EDITORIAL: Getting children off the streets needs more than just 'studies'

The City of Kigali has announced plans to join hands with NGOs to address what it calls “street challenges”, i.e street children, commercial sex workers, hawkers and beggars, among others.

Wednesday, June 29, 2016

The City of Kigali has announced plans to join hands with NGOs to address what it calls "street challenges”, i.e street children, commercial sex workers, hawkers and beggars, among others.

This is a very tall order indeed, especially for street children, and a solution will not come easily.

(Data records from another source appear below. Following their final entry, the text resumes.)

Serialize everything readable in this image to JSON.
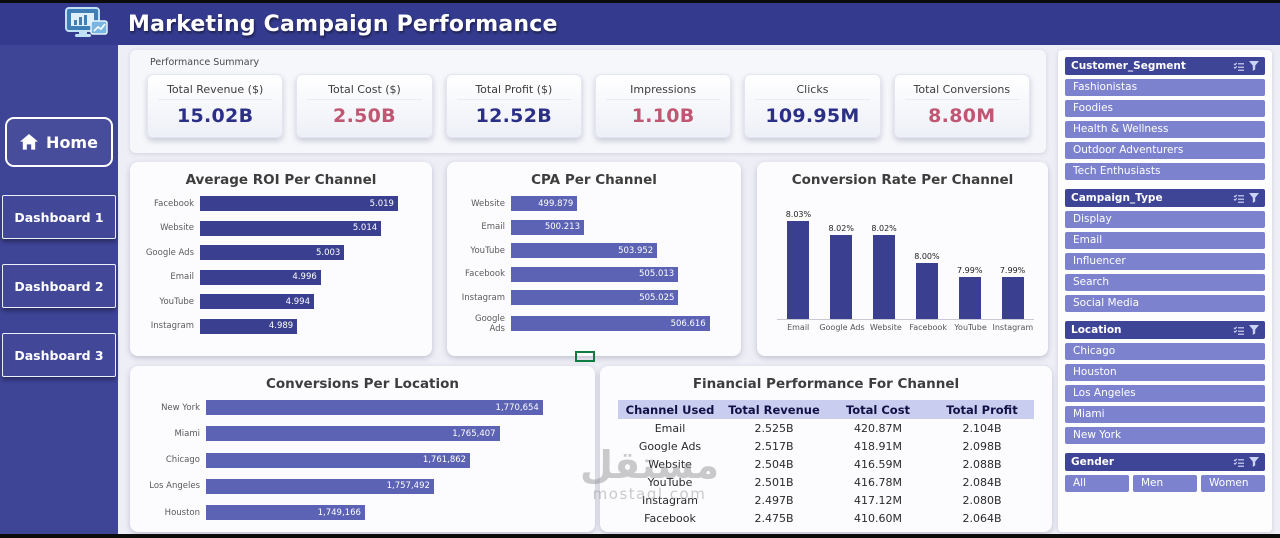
{
  "header": {
    "title": "Marketing Campaign Performance"
  },
  "icons": {
    "logo": "dashboard-monitor-icon",
    "home": "home-icon",
    "slicer_header": [
      "select-items-icon",
      "filter-icon"
    ]
  },
  "sidebar": {
    "home_label": "Home",
    "buttons": [
      "Dashboard 1",
      "Dashboard 2",
      "Dashboard 3"
    ]
  },
  "summary": {
    "label": "Performance Summary",
    "cards": [
      {
        "label": "Total Revenue ($)",
        "value": "15.02B",
        "color": "#2b2f86"
      },
      {
        "label": "Total Cost ($)",
        "value": "2.50B",
        "color": "#bf5672"
      },
      {
        "label": "Total Profit ($)",
        "value": "12.52B",
        "color": "#2b2f86"
      },
      {
        "label": "Impressions",
        "value": "1.10B",
        "color": "#bf5672"
      },
      {
        "label": "Clicks",
        "value": "109.95M",
        "color": "#2b2f86"
      },
      {
        "label": "Total Conversions",
        "value": "8.80M",
        "color": "#bf5672"
      }
    ]
  },
  "chart_data": [
    {
      "type": "bar",
      "orientation": "horizontal",
      "title": "Average ROI Per Channel",
      "categories": [
        "Facebook",
        "Website",
        "Google Ads",
        "Email",
        "YouTube",
        "Instagram"
      ],
      "values": [
        5.019,
        5.014,
        5.003,
        4.996,
        4.994,
        4.989
      ],
      "labels": [
        "5.019",
        "5.014",
        "5.003",
        "4.996",
        "4.994",
        "4.989"
      ],
      "axis_min": 4.96,
      "axis_max": 5.025,
      "bar_color": "#3a408f",
      "grid": false,
      "value_labels": "inside-end"
    },
    {
      "type": "bar",
      "orientation": "horizontal",
      "title": "CPA Per Channel",
      "categories": [
        "Website",
        "Email",
        "YouTube",
        "Facebook",
        "Instagram",
        "Google Ads"
      ],
      "values": [
        499.879,
        500.213,
        503.952,
        505.013,
        505.025,
        506.616
      ],
      "labels": [
        "499.879",
        "500.213",
        "503.952",
        "505.013",
        "505.025",
        "506.616"
      ],
      "axis_min": 496.5,
      "axis_max": 507.5,
      "bar_color": "#5c63b4",
      "grid": false,
      "value_labels": "inside-end"
    },
    {
      "type": "bar",
      "orientation": "vertical",
      "title": "Conversion Rate Per Channel",
      "categories": [
        "Email",
        "Google Ads",
        "Website",
        "Facebook",
        "YouTube",
        "Instagram"
      ],
      "values": [
        8.03,
        8.02,
        8.02,
        8.0,
        7.99,
        7.99
      ],
      "labels": [
        "8.03%",
        "8.02%",
        "8.02%",
        "8.00%",
        "7.99%",
        "7.99%"
      ],
      "axis_min": 7.96,
      "axis_max": 8.04,
      "bar_color": "#3a408f",
      "grid": false,
      "value_labels": "above"
    },
    {
      "type": "bar",
      "orientation": "horizontal",
      "title": "Conversions Per Location",
      "categories": [
        "New York",
        "Miami",
        "Chicago",
        "Los Angeles",
        "Houston"
      ],
      "values": [
        1770654,
        1765407,
        1761862,
        1757492,
        1749166
      ],
      "labels": [
        "1,770,654",
        "1,765,407",
        "1,761,862",
        "1,757,492",
        "1,749,166"
      ],
      "axis_min": 1730000,
      "axis_max": 1775000,
      "bar_color": "#5c63b4",
      "grid": false,
      "value_labels": "inside-end"
    }
  ],
  "table": {
    "title": "Financial Performance For Channel",
    "columns": [
      "Channel Used",
      "Total Revenue",
      "Total Cost",
      "Total Profit"
    ],
    "rows": [
      [
        "Email",
        "2.525B",
        "420.87M",
        "2.104B"
      ],
      [
        "Google Ads",
        "2.517B",
        "418.91M",
        "2.098B"
      ],
      [
        "Website",
        "2.504B",
        "416.59M",
        "2.088B"
      ],
      [
        "YouTube",
        "2.501B",
        "416.78M",
        "2.084B"
      ],
      [
        "Instagram",
        "2.497B",
        "417.12M",
        "2.080B"
      ],
      [
        "Facebook",
        "2.475B",
        "410.60M",
        "2.064B"
      ]
    ]
  },
  "slicers": [
    {
      "title": "Customer_Segment",
      "layout": "column",
      "items": [
        "Fashionistas",
        "Foodies",
        "Health & Wellness",
        "Outdoor Adventurers",
        "Tech Enthusiasts"
      ]
    },
    {
      "title": "Campaign_Type",
      "layout": "column",
      "items": [
        "Display",
        "Email",
        "Influencer",
        "Search",
        "Social Media"
      ]
    },
    {
      "title": "Location",
      "layout": "column",
      "items": [
        "Chicago",
        "Houston",
        "Los Angeles",
        "Miami",
        "New York"
      ]
    },
    {
      "title": "Gender",
      "layout": "row",
      "items": [
        "All",
        "Men",
        "Women"
      ]
    }
  ],
  "watermark": {
    "text_ar": "مستقل",
    "text_en": "mostaql.com"
  }
}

The only thing city authorities can do is to mitigate the causes.

There is no way of keeping the children off the street if their domestic issues are not addressed.

For example, some of them could be victims of domestic abuse and decide to run away, but if local leaders closely monitored households that could be averted.

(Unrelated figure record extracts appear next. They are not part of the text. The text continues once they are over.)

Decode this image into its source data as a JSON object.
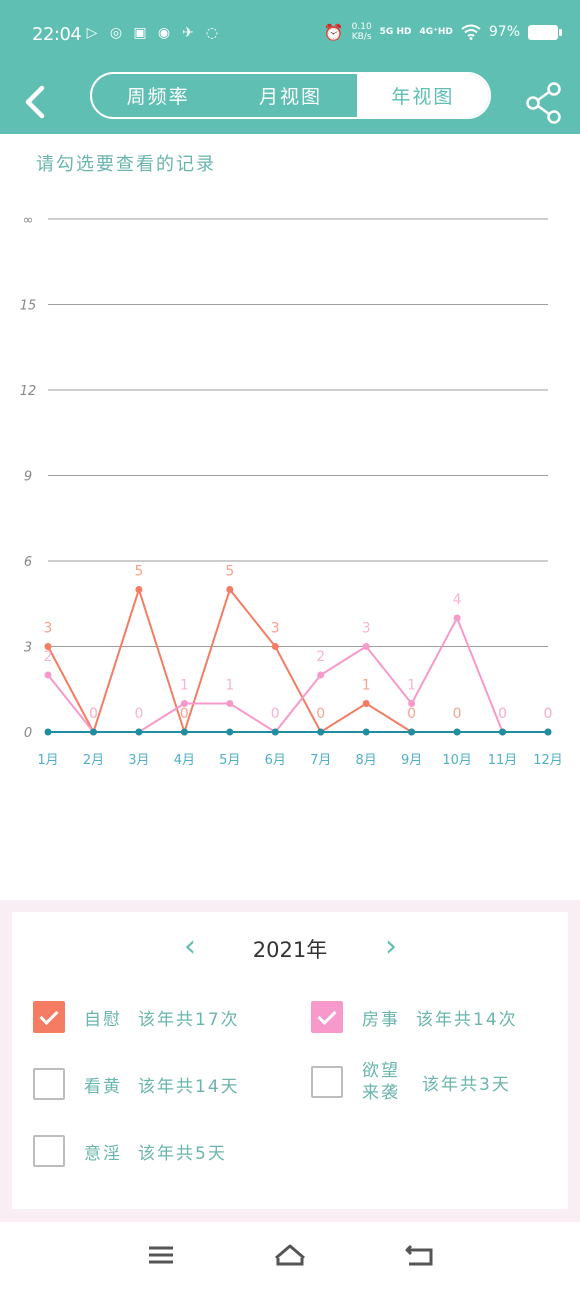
{
  "status": {
    "time": "22:04",
    "speed_value": "0.10",
    "speed_unit": "KB/s",
    "net1": "5G HD",
    "net2": "4G⁺HD",
    "battery": "97%"
  },
  "header": {
    "tabs": [
      {
        "label": "周频率",
        "active": false
      },
      {
        "label": "月视图",
        "active": false
      },
      {
        "label": "年视图",
        "active": true
      }
    ]
  },
  "hint": "请勾选要查看的记录",
  "chart_data": {
    "type": "line",
    "categories": [
      "1月",
      "2月",
      "3月",
      "4月",
      "5月",
      "6月",
      "7月",
      "8月",
      "9月",
      "10月",
      "11月",
      "12月"
    ],
    "y_ticks": [
      "0",
      "3",
      "6",
      "9",
      "12",
      "15",
      "∞"
    ],
    "ylim": [
      0,
      18
    ],
    "grid": true,
    "series": [
      {
        "color": "#f47c62",
        "values": [
          3,
          0,
          5,
          0,
          5,
          3,
          0,
          1,
          0,
          0,
          0,
          0
        ]
      },
      {
        "color": "#f79acb",
        "values": [
          2,
          0,
          0,
          1,
          1,
          0,
          2,
          3,
          1,
          4,
          0,
          0
        ]
      },
      {
        "color": "#1f8ea0",
        "values": [
          0,
          0,
          0,
          0,
          0,
          0,
          0,
          0,
          0,
          0,
          0,
          0
        ]
      }
    ]
  },
  "panel": {
    "year": "2021年",
    "items": [
      {
        "label": "自慰",
        "count": "该年共17次",
        "checked": true
      },
      {
        "label": "房事",
        "count": "该年共14次",
        "checked": true
      },
      {
        "label": "看黄",
        "count": "该年共14天",
        "checked": false
      },
      {
        "label_line1": "欲望",
        "label_line2": "来袭",
        "count": "该年共3天",
        "checked": false
      },
      {
        "label": "意淫",
        "count": "该年共5天",
        "checked": false
      }
    ]
  }
}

Others are the products of simple delinquency that Iwawa rehabilitation and vocational skills development centre, and a proposed rehabilitation centre for delinquent girls, cannot fail to address. But the biggest headache is the children who were raised on the streets with their mothers.

I am talking about the children strapped on the backs of their begging mothers. The children serve a purpose as they stir up compassion and pity that makes one dig easily into the pockets for spare change.

Some women are even said to hire babies to use as bait in their begging enterprise. These are the same children who, once passed the age of being carried on the back, are sent out by the parents to beg.

Begging becomes an addiction like any other and the prospects of getting something for nothing becomes ingrained in their minds and a generation of professional beggars is born.

So the City of Kigali should go back on the drawing board; deal with the women beggars and sanction families that force their children to go and beg instead of being in school.

Otherwise, other professional advice given by NGOs may come to naught.